Biraz ışıklandırması eksik bu filmin. Bir zamanların, dünyayı olduğundan daha güzel ve fiyakalı gösteren, insanı kendine hayran bırakan manzaraları yok bu camın gerisinde. İnsanlar da şehirler de olaylar da soluk, ışıksız, hasta görünümlü. Zaten konusu bir hastalık, zaten amacı dünyanın bütününü hastaneye çevirmek, zaten kurgu hastalıktan kaçışa ama asla kurtuluşa erememe izleğine dayanıyor. Film bittiğinde senaryonun gereği yapılsa da yapılmasa da herkes ölecek, sadece mikroplar ve robotlar kalacak. Hastalıktan yakayı kurtaranlar da korkudan ölecek. Dedik ya korku filmi bu. Korkunun envaı çeşidi var. Korkunun bütün türleri, kategorileri, süreçleri, eşikleri alabildiğine yoğun dozlarda, alabildiğine kısa yoldan derinin içine giriyor, akciğerden başlayarak bütün organlara yayılıyor, yumurtluyor ve burundan dışarı çıkıp hem düşünüş hem de hissediş olarak, dolayısıyla bir yaşam biçimine dönüşerek kendine yer buluyor. İnsanlığın başından beri hiçbir zaman korku bu kadar geriye kalan bütün duyguların üstüne çıkmamış, aşkı bile susturacak, umudu yerle bir edecek, sevginin omurgasını çökertecek bir güç elde etmemişti. Öyle ki filmin üstesinden gelmeye çalıştığı en önemli izleklerden biri de korkuyu ölümün ötesine taşımak, Nazım’ım dediği gibi, ölümden öte köye dönüştürmek. Ölmeseniz bile korkun, ölümün tek çeşidi olsun ölüm korkusu…

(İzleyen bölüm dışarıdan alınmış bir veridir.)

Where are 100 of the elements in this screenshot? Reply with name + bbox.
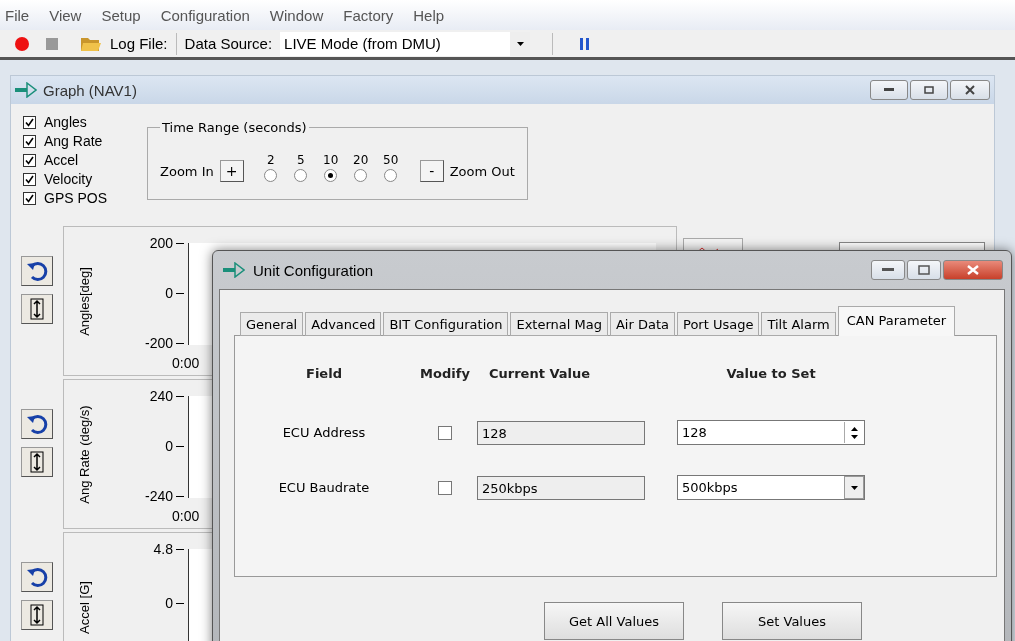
radio-label: 50	[383, 152, 399, 167]
column-header: Modify	[419, 366, 471, 383]
down-arrow-icon[interactable]	[850, 485, 858, 490]
checkbox-label: Accel	[44, 152, 79, 168]
app-logo-icon	[15, 82, 37, 98]
data-source-dropdown[interactable]: LIVE Mode (from DMU)	[280, 31, 531, 56]
column-header: Current Value	[488, 366, 592, 383]
dropdown-arrow-button[interactable]	[844, 476, 864, 499]
minimize-icon	[884, 88, 894, 92]
radio-button[interactable]	[384, 168, 398, 182]
readonly-field: 250kbps	[477, 475, 645, 500]
down-arrow-icon[interactable]	[851, 434, 858, 439]
tab[interactable]: Port Usage	[677, 312, 760, 336]
close-icon	[965, 85, 975, 95]
menu-item[interactable]: Window	[259, 6, 334, 24]
radio-button[interactable]	[324, 168, 338, 182]
tab[interactable]: Tilt Alarm	[761, 312, 836, 336]
menu-item[interactable]: Configuration	[150, 6, 260, 24]
tab[interactable]: Air Data	[609, 312, 675, 336]
tick-label: -200	[144, 335, 173, 351]
menu-item[interactable]: Factory	[333, 6, 404, 24]
checkbox-label: Velocity	[44, 171, 93, 187]
axis-title: Angles[deg]	[76, 266, 92, 336]
tab[interactable]: General	[240, 312, 304, 336]
record-icon[interactable]	[14, 35, 30, 52]
checkbox[interactable]	[23, 115, 36, 129]
tick-label: 0	[165, 285, 173, 301]
up-down-arrow-icon	[30, 451, 44, 473]
menu-item[interactable]: Setup	[91, 6, 151, 24]
radio-button[interactable]	[294, 168, 308, 182]
checkbox[interactable]	[438, 425, 452, 440]
zoom-out-label: Zoom Out	[449, 163, 515, 179]
radio-label: 20	[353, 152, 369, 167]
action-button[interactable]: Get All Values	[544, 602, 684, 640]
axis-title: Accel [G]	[76, 580, 92, 634]
menu-item[interactable]: File	[0, 6, 40, 24]
undo-arrow-icon	[26, 260, 48, 282]
field-label: ECU Baudrate	[277, 480, 371, 495]
tick-label: 200	[149, 235, 173, 251]
maximize-icon	[924, 86, 934, 94]
up-down-arrow-icon	[30, 298, 44, 320]
field-label: ECU Address	[281, 425, 367, 440]
menu-item[interactable]: Help	[403, 6, 455, 24]
checkbox[interactable]	[438, 480, 452, 495]
reset-button[interactable]	[21, 409, 53, 439]
checkbox-label: GPS POS	[44, 190, 108, 206]
readonly-field: 128	[477, 420, 645, 445]
tab[interactable]: CAN Parameter	[837, 306, 956, 336]
tab[interactable]: External Mag	[510, 312, 608, 336]
checkbox[interactable]	[23, 153, 36, 167]
autoscale-button[interactable]	[21, 600, 53, 630]
zoom-out-button[interactable]: -	[419, 160, 444, 182]
undo-arrow-icon	[26, 566, 48, 588]
minimize-icon	[882, 268, 894, 272]
zoom-in-button[interactable]: +	[219, 160, 244, 182]
dialog-title: Unit Configuration	[253, 261, 374, 279]
group-title: Time Range (seconds)	[161, 120, 308, 135]
spin-field[interactable]: 128	[677, 420, 865, 445]
reset-button[interactable]	[21, 256, 53, 286]
radio-button[interactable]	[264, 168, 278, 182]
close-button[interactable]	[943, 260, 1003, 280]
window-title: Graph (NAV1)	[43, 81, 137, 99]
undo-arrow-icon	[26, 413, 48, 435]
radio-label: 5	[296, 152, 305, 167]
dropdown[interactable]: 500kbps	[677, 475, 865, 500]
pause-icon[interactable]	[579, 36, 592, 51]
minimize-button[interactable]	[870, 80, 908, 100]
tick-label: 0:00	[172, 508, 200, 524]
tab[interactable]: Advanced	[305, 312, 382, 336]
up-arrow-icon[interactable]	[851, 426, 858, 431]
close-icon	[966, 265, 980, 275]
column-header: Field	[305, 366, 343, 383]
autoscale-button[interactable]	[21, 294, 53, 324]
column-header: Value to Set	[725, 366, 817, 383]
tick-label: 0	[165, 595, 173, 611]
data-source-label: Data Source:	[184, 35, 273, 52]
checkbox[interactable]	[23, 134, 36, 148]
maximize-icon	[918, 265, 930, 275]
up-down-arrow-icon	[30, 604, 44, 626]
autoscale-button[interactable]	[21, 447, 53, 477]
app-logo-icon	[223, 262, 245, 278]
checkbox[interactable]	[23, 191, 36, 205]
action-button[interactable]: Set Values	[722, 602, 862, 640]
zoom-in-label: Zoom In	[160, 163, 214, 179]
radio-button[interactable]	[354, 168, 368, 182]
radio-label: 2	[266, 152, 275, 167]
checkbox-label: Angles	[44, 114, 87, 130]
reset-button[interactable]	[21, 562, 53, 592]
menu-item[interactable]: View	[39, 6, 92, 24]
maximize-button[interactable]	[910, 80, 948, 100]
down-arrow-icon[interactable]	[516, 41, 524, 46]
tick-label: -240	[144, 488, 173, 504]
minimize-button[interactable]	[871, 260, 905, 280]
tab[interactable]: BIT Configuration	[383, 312, 509, 336]
checkbox[interactable]	[23, 172, 36, 186]
close-button[interactable]	[950, 80, 990, 100]
dropdown-arrow-button[interactable]	[510, 31, 531, 56]
axis-title: Ang Rate (deg/s)	[76, 404, 92, 504]
tick-label: 240	[149, 388, 173, 404]
maximize-button[interactable]	[907, 260, 941, 280]
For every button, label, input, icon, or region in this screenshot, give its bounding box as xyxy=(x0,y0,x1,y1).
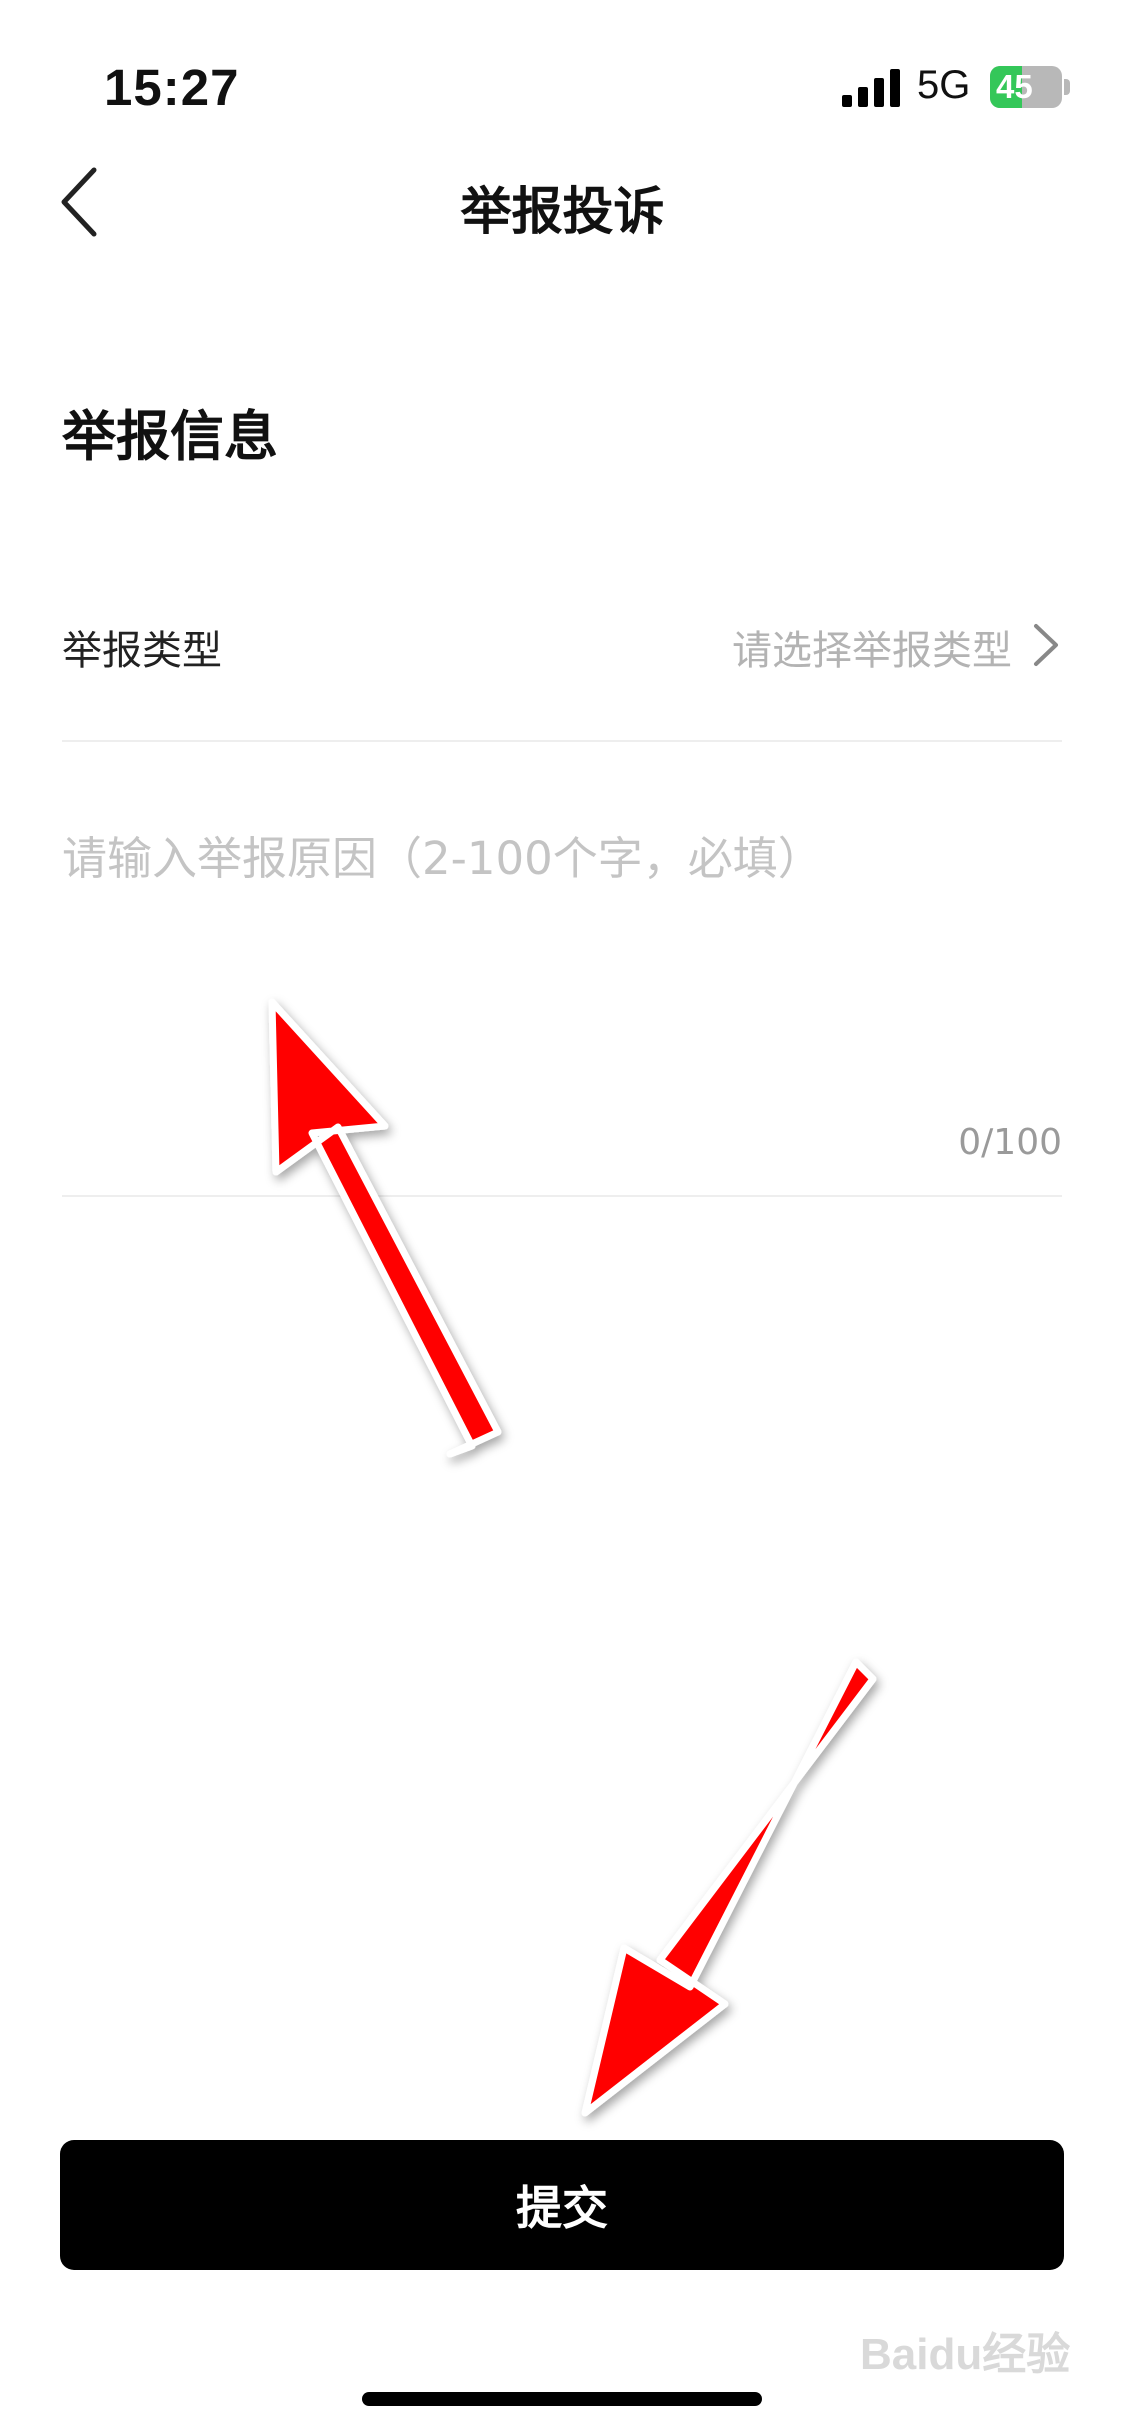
report-type-value: 请选择举报类型 xyxy=(732,628,1012,674)
arrow-down-icon xyxy=(581,1658,877,2117)
status-time: 15:27 xyxy=(104,59,240,116)
home-indicator xyxy=(362,2392,762,2406)
battery-icon: 45 xyxy=(990,66,1070,108)
page-title: 举报投诉 xyxy=(460,183,665,242)
signal-icon xyxy=(842,69,900,107)
section-title: 举报信息 xyxy=(62,405,278,468)
reason-area: 0/100 xyxy=(62,742,1062,1197)
report-type-row[interactable]: 举报类型 请选择举报类型 xyxy=(62,590,1062,742)
battery-level: 45 xyxy=(996,68,1033,105)
report-type-label: 举报类型 xyxy=(62,628,222,674)
chevron-left-icon[interactable] xyxy=(50,162,120,242)
nav-bar: 举报投诉 xyxy=(0,150,1125,250)
char-count: 0/100 xyxy=(958,1122,1062,1163)
annotation-arrows xyxy=(268,998,877,2117)
status-bar: 15:27 5G 45 xyxy=(0,0,1125,150)
submit-button[interactable]: 提交 xyxy=(60,2140,1064,2270)
reason-input[interactable] xyxy=(62,822,1062,1082)
chevron-right-icon xyxy=(1034,624,1058,666)
network-type: 5G xyxy=(917,63,971,107)
watermark: Baidu经验 xyxy=(860,2330,1071,2379)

Film o kadar inandırıcı, sahneler öylesine içeriden kavrayıcı ki en ateistinden en dindarına herkes hayatı fetişleştiriyor. Sanki Kovit-19-Bir Salgın Filmi çekime başlamadan önce ölüm yokmuş. Sanki film başladıktan sonra hayat kendini kaçışa ayarlamış, sanki kaçılınca ölüm peşimizi bırakacakmışçasına bir inandırıcılıkla insanlar her şeyden kaçıyor. Değerlerinden, inançlarından, ahlaklarından, güncel yaşamlarından, modalarından, zevklerinden, giyim kuşam alışkanlıklarından, hatta yüzlerinden bile kaçıyor. Maskeyi çıkarmadan aynalar bile yüzümüzü tanımıyor ve çıkarınca suçlu oluyoruz ama. Hayat, güzellik ile suçluluk arasındaki sarkaca sıkıştı. Öncesinde sayısız türevi bulunan ölüm, Kovit 19-Bir Salgın Filmi’nden sonra artık sadece virüsle bulaşıyor, diğer bütün ölümlerin sorumlusu da bizatihi virüsün kendisi oluyor. Üstelik yüzlerine maske takanlar, evlerine tıkılıp dışarı çıkmayı hapishaneden kaçmış gibi suçluluk emaresi addedenler, tokalaşmayı, öksürmeyi, aksırmayı bastıranlar, rüyalarında bile ellerini sabunlayanlar hiç ölmeyecek. O yüzdendir ki herkes kendi ağzına tükürüyor, kendi burnuna aksırıyor, kendi dudaklarına hapsediyor nefesini. Böylece ölüm kuyruğunu kısıp gerisingeri uzaklaşıyor. Devletler bile film gereği sohbet baskınları yapıyor, arabasının içinde, tek başına yolculuk yaparken bile maskesiz adamlara ceza veriyor, yan yana gelip maskesiz sohbet edenlere cezalar yağdırıyor. Maskesiz, olduğu gibi görünen her insan mutlaka bir ceza alıyor, haddi bildirilerek maskeye özendiriliyor. Maske hiçbir zaman bu kadar değerli, kişilik hiçbir zaman bu kadar buharlı, kendisi gibi görünmemek, kendisini maskesinin gerisine gizlemek hiçbir zaman bu kadar yasal olmamıştı. Maskenin gerisine düşen yüzler güneşle aralarına mesafe koyulmadan kaynaklı olarak soluklaşırken, evlerine kapatılan ruhlar doğayla, zihinler gelenekle olan mesafesini özenle büyütüyor, araya sayısız “evdekal” betonları dökülüyor. Kendi rızasıyla mahkumiyetlerin kararı bu film, kendi ayaklarıyla hapishaneye yürümelerin…
Şimdi artık başka bir dünyada yaşıyoruz. Bilindik, tanıdık, dost bir dünya değil bu. Küresel şirketler, ellerinde gezici kameraları şehir şehir, kasaba kasaba dolaşıyor, kadraja giren bütün insanların genetik dokusunu filme alıyor, bedenleri ile ruhlarının dayanıklılığını test ediyor. Şirketlerin finanse ettiği, çok az sayıda insanın başrole soyunduğu geri kalan herkesin figüran rolü üstlendiği en uzun metrajlı, en kapsamlı film bu. Üstelik sahnesi bütün dünya olduğu için her şey olup bittiğinde geleneksel filmlerde olduğu gibi evlerimize de dönemeyeceğiz. Dahası da var. Kameralar her yere yerleştirildiği için bir zamanların biri bizi gözetliyor dizileri benzeri bu film hiçbir zaman bitmeyecek. Bu filmde çıkış yok.